Introd. B. Pottier. Éd. et trad. A. Rousseau. Lessius, coll. « Donner raison », 2008, 350 p., 24,50 euros

Ces Homélies sur le Cantique des Cantiques ont été écrites par un homme éprouvé par la vie, marqué au fer rouge des tensions politiques et religieuses de cet Empire au christianisme aussi offi­ciel qu’oscillant, mais que le concile de Constantinople de 381, dont Grégoire fut un artisan, semble stabiliser. Grégoire se retire alors de la vie publique, et dans les vallons du Milanais, il approfondit la spiritualité monastique.
Ce commentaire du Cantique des Cantiques n’est pas une érudite médita­tion d’un esprit hautement spéculatif, mais bien une théologie, une prière long­temps ruminée au creuset des combats du monde et de l’âme : le monde en at­tente de l’Époux-Messie et l’épouse noir­cie du Mal où sa beauté originelle s’est abîmée. Elle attend, désire, répond à l’ap­pel de l’Époux, et devient alors ce qu’elle est. L’être, chez Grégoire de Nysse, est avant tout dynamique, élan, marche, et le dialogue amoureux de l’épouse et de l’Époux n’est qu’une sublime expression de cette marche de l’être vers Dieu. Tra­versée de la « nuit mystique » qui révèle que le mouvement n’est pas en réalité de l’homme vers Dieu, mais bien de Dieu vers l’homme : l’épouse découvre que l’Époux s’est donné avant même son désir, paradoxe que Grégoire décline à chaque page ou presque. Beauté retrou­vée de l’épouse, « vraie Beauté », agapè reçue au travers de l’erôs et le relançant sans cesse.

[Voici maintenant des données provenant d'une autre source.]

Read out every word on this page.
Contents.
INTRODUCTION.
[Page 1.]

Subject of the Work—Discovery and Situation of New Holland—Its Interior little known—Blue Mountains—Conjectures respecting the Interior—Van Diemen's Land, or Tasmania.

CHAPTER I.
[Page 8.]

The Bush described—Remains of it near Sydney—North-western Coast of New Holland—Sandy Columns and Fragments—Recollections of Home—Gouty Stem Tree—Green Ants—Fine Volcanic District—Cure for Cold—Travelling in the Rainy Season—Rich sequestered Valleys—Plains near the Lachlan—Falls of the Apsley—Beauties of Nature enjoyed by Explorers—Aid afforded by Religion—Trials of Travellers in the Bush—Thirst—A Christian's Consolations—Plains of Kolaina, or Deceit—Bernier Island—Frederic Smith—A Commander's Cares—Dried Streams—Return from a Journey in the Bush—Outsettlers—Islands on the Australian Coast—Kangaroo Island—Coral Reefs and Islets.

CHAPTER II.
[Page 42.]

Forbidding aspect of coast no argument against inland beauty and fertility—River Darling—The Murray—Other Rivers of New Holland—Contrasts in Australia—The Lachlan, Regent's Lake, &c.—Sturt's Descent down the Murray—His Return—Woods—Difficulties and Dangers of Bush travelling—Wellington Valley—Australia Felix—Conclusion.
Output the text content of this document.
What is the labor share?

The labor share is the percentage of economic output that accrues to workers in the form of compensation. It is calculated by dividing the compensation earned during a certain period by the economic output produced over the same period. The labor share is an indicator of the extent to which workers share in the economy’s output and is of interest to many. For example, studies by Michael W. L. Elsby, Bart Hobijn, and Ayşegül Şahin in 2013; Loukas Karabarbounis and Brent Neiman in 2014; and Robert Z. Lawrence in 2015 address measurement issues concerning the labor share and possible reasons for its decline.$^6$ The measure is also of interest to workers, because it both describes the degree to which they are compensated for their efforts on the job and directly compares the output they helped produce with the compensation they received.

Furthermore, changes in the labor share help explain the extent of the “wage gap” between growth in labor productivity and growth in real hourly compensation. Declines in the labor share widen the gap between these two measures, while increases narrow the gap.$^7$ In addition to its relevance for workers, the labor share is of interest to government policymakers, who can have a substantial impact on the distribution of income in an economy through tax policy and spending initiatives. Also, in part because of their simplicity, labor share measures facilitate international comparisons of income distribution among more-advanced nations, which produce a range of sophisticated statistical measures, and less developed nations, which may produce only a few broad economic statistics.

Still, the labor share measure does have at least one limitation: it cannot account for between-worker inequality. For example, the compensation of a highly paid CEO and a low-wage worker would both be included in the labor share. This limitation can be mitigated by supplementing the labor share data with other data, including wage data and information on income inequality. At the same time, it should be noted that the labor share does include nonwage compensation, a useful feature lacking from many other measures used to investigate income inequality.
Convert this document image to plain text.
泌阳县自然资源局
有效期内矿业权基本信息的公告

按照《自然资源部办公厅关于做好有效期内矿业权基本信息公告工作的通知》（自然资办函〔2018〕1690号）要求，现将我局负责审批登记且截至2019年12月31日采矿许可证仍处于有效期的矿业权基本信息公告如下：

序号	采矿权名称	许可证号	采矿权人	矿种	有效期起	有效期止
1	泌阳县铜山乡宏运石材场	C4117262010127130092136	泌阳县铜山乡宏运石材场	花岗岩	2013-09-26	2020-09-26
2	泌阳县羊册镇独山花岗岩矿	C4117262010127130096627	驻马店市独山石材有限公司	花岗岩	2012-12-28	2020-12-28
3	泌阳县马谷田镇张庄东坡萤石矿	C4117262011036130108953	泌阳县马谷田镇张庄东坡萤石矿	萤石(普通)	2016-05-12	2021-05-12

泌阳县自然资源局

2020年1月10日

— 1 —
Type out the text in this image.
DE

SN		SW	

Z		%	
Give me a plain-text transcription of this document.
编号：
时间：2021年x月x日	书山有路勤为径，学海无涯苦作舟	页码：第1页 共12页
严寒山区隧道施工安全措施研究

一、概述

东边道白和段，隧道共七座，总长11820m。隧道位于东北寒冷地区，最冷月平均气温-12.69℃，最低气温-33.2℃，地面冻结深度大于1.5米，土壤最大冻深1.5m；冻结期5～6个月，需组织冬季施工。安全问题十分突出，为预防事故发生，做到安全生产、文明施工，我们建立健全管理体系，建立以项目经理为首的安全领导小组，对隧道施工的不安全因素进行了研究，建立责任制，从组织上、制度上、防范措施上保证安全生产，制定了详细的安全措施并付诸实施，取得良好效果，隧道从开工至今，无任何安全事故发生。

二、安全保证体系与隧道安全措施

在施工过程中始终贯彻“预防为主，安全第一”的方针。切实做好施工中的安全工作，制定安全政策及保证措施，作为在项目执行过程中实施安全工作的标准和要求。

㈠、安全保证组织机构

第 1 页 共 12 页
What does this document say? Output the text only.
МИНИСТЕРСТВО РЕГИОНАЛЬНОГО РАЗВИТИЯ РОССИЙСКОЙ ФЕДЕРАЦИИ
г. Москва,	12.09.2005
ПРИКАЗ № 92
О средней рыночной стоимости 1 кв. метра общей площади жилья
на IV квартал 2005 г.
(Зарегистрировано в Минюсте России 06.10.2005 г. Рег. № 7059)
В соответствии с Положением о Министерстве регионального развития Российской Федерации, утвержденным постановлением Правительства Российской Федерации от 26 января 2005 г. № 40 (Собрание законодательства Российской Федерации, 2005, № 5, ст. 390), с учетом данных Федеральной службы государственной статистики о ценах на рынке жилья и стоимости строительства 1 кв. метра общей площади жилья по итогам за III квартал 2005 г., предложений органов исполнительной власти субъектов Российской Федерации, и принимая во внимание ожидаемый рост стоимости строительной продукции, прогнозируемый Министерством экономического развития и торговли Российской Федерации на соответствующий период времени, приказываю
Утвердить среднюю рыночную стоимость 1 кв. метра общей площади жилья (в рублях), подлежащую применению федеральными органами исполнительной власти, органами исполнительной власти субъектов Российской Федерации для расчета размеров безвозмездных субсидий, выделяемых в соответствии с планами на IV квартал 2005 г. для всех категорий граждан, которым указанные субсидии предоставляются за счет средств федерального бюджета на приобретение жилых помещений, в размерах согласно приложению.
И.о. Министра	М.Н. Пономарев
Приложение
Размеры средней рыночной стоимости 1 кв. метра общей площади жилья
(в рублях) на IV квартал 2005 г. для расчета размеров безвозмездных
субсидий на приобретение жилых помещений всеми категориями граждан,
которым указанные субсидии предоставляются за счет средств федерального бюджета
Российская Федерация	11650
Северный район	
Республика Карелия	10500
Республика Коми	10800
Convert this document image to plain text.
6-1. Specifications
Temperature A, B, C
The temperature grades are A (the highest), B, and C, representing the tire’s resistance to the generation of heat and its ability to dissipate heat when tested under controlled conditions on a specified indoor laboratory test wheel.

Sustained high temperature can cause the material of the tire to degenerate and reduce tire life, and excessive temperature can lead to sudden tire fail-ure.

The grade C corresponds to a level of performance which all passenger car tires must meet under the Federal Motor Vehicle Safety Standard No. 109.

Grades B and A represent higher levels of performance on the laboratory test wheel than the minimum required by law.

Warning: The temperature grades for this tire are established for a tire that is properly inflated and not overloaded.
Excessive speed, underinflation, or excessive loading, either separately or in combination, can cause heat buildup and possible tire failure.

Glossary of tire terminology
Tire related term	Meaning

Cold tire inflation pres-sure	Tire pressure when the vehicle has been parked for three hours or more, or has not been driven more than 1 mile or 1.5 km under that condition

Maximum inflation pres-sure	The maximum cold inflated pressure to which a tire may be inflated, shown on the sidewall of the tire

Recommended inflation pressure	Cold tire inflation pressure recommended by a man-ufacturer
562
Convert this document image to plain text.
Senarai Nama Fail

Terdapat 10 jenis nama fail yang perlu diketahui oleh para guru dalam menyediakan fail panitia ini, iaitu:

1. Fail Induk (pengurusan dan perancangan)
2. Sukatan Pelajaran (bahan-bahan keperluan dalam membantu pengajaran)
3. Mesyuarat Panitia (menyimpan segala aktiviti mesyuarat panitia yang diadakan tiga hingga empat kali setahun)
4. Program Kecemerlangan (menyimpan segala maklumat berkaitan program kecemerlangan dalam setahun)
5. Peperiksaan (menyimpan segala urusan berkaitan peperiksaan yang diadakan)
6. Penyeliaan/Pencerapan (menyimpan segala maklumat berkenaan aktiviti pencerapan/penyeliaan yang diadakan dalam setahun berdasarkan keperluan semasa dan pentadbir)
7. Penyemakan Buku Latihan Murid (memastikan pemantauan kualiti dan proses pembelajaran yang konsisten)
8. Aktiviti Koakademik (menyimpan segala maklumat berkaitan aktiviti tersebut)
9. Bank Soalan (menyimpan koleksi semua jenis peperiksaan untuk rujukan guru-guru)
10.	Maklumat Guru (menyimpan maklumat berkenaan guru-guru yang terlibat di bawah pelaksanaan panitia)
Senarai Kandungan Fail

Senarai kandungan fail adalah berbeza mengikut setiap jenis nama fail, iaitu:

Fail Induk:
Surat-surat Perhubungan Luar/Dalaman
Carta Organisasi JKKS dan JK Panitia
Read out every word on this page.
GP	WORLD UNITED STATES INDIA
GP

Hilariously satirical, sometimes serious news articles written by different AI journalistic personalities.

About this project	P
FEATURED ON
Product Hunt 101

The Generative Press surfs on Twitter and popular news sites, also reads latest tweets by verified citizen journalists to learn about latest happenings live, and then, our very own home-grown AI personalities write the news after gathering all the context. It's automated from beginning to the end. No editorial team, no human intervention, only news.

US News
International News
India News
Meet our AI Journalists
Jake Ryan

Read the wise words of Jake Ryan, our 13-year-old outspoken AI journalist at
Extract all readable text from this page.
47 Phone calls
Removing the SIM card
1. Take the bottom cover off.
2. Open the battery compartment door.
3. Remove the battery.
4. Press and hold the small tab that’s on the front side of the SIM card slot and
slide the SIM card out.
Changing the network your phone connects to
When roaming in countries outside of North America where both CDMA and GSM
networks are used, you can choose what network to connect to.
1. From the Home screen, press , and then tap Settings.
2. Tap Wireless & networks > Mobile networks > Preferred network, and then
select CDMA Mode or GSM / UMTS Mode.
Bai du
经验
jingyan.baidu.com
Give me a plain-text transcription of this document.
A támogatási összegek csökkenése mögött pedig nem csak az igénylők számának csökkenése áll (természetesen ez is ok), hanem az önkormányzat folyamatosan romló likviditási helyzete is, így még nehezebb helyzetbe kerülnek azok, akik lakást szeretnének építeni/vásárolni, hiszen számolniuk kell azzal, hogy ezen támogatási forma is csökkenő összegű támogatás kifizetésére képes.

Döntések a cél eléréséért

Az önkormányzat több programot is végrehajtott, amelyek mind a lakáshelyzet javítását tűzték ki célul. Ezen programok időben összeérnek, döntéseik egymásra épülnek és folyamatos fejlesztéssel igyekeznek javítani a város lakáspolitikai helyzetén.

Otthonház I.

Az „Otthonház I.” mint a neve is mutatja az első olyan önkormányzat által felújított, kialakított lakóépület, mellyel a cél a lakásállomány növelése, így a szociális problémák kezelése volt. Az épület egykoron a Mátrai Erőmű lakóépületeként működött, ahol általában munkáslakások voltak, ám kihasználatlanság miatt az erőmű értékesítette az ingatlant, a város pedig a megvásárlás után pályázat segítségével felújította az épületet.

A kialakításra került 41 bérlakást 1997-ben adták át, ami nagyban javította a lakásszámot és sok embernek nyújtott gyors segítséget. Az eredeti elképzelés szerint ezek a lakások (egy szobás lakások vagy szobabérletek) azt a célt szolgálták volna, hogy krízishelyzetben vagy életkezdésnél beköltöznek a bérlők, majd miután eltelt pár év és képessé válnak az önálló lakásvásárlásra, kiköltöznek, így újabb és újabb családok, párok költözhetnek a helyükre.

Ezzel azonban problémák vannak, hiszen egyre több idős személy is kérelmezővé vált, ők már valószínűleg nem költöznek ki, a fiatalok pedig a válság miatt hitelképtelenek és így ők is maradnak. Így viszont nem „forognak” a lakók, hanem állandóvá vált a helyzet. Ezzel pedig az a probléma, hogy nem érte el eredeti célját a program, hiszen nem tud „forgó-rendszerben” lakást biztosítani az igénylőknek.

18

La marche est combat chez Grégoire, combat en plein soleil de Résurrection, certes, mais combat tout de même. Il nous apprend à lire le Cantique comme une théologie de « la création perpétuel­le » de l’épouse par l’Époux. Une théolo­gie, c’est-à-dire un chant, et la traduction d’Adelin Rousseau, cistercien, en restitue la fluidité sans élaguer pour autant les multiples sarments qui sont autant de nuances et de possibles apportés au cep de la pensée de Grégoire.